GLC03175: Gazette of the United States. [No. XL (August 29, 1789)]: Page #3
Original title: GLC03175_p03.jpg
To imitate and applaud such distinguished virtues has a good effect, whether they are crowned with the popular approbation or not. By over-acting the good qualities of any individuals, it stimulates others to practice similar virtues, and aim at similar attainments.

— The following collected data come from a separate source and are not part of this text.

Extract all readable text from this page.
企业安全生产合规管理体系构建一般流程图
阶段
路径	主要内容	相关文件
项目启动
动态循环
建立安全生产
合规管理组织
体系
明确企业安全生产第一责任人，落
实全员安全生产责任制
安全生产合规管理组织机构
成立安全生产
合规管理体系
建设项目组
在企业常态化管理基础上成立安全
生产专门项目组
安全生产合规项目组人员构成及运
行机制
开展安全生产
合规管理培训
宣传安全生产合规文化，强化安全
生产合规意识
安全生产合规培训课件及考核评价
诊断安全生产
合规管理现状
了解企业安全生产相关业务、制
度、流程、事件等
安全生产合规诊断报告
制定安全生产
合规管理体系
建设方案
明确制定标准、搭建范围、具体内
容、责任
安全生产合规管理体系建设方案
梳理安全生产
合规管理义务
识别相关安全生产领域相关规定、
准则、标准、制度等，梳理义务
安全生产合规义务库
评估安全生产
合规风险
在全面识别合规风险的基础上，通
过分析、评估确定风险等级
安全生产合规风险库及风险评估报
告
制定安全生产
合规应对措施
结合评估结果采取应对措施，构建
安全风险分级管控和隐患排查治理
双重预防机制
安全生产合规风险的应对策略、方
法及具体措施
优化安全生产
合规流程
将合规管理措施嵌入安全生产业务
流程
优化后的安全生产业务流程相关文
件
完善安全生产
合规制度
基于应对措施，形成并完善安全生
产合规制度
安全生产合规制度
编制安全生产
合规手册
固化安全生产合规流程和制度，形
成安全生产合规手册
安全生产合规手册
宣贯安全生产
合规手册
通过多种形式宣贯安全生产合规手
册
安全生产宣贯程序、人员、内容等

The weakness of heaping too profuse encomiums upon illustrious talents and patriotism, is not so inconvenient as a mistake of a contrary nature. Great inconvenience may attend the extremes of a censorious temper. It may single out particular men as victims to popular resentment, and doom them a sacrifice for evils which happen through the general depravity of the times. An ingenious writer, observing upon complaints of a factious selfish people against their men in office, draws a comparison between them and some Carthagenian armies: Who being at once cowardly and insolent, ran away at the fight of an enemy, and then crucified their Generals for not gaining victory. Few men have either disposition or talents to attend a minute investigation of causes. When error or calamity prevails, it is a much easier solution of the matter to charge them upon some faults of individuals than to search out a cause in the general temper and conduct of the mass of the people. Men feel a certain pride in being free, and look upon their privileges too important to lie still and unexerted. They wish to give frequent demonstrations that they are not ignorant of what they profess. The more busy, active spirits feel and impatience to display their rights, and suppose they can only shew a commendable care and vigilance over the liberties of the community, in proportion as they reprobate the conduct of men in administration.